The students also had to prove to leading scientists--including nine Nobel Laureates--that they could articulate their understanding of the scientific principles behind the achievements they selected. This year's winners, who will receive a free trip to Sweden to attend the Nobel Prize lectures, ceremony, and banquet on December 10, are:

  • Alina Fradlis, Staten Island Technical HS, for her essay in chemistry, "Paul Berg: Redefining Our World Through Genetics."
  • Jedtsada Laucharoen, Horace Mann School, The Bronx, for his essay in physics, "Heike Kamerlingh Onnes and the Liquefaction of Helium."
  • Michael Vishnevetsky, Midwood HS, Brooklyn, for his essay, "Günter Blobel: Pioneer in Protein Targeting Within/out of the Cell."

Gala Chairs

Honorary Chair for the 2005 Academy Gala is Hillary Clinton, U.S. Senator from New York. The Gala Chairs are Len Blavatnik, Chairman, Access Industries; Richard T. Clark, President and CEO, Merck & Co., Inc.; William T. Golden, Life Governor and Honorary Life Member, New York Academy of Sciences; Fred Hassan, Chairman and CEO, Schering-Plough Corporation; Karen Katen, Vice Chairman, Pfizer Inc., and President, Pfizer Human Health; Sir Paul Nurse, Nobel Laureate and President, Rockefeller University; Jeffrey D. Sachs, Director, Earth Institute at Columbia University and Special Advisor to United Nations Secretary General; John Sexton, President, New York University; and Torsten N. Wiesel, Nobel Laureate and Chairman, New York Academy of Sciences Board of Governors.

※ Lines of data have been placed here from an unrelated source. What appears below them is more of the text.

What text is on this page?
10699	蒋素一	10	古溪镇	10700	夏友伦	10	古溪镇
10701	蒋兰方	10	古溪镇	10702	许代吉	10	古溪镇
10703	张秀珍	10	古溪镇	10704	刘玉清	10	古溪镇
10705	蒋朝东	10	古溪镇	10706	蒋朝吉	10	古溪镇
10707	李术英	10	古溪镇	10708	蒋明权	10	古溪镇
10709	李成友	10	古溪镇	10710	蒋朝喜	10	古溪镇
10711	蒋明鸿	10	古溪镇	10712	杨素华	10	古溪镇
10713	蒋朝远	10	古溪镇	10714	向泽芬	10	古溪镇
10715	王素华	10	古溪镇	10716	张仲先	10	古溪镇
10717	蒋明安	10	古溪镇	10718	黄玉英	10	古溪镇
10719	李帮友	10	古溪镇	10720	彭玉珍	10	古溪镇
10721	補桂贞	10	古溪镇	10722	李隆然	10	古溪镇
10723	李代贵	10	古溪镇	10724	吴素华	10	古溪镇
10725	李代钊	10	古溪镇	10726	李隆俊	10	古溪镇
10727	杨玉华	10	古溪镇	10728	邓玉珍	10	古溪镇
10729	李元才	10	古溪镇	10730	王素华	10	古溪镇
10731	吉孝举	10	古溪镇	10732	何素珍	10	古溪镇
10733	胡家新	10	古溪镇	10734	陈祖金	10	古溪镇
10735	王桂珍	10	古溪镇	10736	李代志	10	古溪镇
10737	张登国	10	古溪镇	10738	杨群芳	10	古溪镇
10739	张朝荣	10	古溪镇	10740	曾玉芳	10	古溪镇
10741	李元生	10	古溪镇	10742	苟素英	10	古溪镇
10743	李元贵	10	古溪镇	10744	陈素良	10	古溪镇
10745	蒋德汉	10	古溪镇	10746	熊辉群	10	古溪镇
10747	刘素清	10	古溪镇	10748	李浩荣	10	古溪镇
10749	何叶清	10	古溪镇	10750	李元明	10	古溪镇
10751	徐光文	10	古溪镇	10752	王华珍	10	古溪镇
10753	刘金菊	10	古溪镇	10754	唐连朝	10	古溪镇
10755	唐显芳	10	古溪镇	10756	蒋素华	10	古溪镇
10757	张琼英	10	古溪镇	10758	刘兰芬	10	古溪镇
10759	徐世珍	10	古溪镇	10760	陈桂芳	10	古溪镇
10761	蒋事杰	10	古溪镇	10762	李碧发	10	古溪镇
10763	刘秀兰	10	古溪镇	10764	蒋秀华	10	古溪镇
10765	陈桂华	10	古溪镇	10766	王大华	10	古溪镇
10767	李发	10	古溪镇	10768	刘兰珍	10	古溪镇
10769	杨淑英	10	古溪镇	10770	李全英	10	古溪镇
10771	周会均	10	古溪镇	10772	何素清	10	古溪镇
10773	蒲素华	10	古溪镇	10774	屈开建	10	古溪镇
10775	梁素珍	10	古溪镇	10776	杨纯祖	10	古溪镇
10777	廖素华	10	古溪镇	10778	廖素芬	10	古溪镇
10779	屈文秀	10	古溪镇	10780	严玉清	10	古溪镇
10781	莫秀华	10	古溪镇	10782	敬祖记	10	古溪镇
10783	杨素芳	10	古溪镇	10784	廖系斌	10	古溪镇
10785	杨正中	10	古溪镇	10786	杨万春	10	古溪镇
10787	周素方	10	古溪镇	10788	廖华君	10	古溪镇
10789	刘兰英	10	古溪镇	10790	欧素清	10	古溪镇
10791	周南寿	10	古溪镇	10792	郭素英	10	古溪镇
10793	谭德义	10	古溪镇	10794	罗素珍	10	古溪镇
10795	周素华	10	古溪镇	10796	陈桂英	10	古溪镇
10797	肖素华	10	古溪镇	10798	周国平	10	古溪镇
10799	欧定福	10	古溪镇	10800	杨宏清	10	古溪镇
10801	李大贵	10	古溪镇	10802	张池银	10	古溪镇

Co-chairs for the Gala are Jeremiah A. Barondess, President, New York Academy of Medicine; Karen E. Burke, Governor, New York Academy of Sciences; Maria Freire, President and CEO, Global Alliance for TB Drug Development; Alan Friedman, Director and CEO, New York Hall of Science; Matthew Goldstein, Chancellor, City University of New York; Madeleine Jacobs, Executive Director and CEO, American Chemical Society; Rochelle Lazarus, Chairman and CEO, Ogilvy & Mather; Joel Marcus, CEO, Alexandria Real Estate Equities, Inc.; John F. Niblack, Vice Chairman, Pfizer Inc; President, Pfizer Global R& D (Ret.); Stelios Papadopoulos, Vice Chairman, SG Cowen & Co., LLC; Jennifer Raab, President, Hunter College of CUNY; Michael Sohlman, Executive Director, The Nobel Foundation; and Herbert Wachtell, Partner, Wachtell, Lipton, Rosen & Kars.


Founded in 1817, the New York Academy of Science is a worldwide nonprofit organization committed to building communities and advancing science.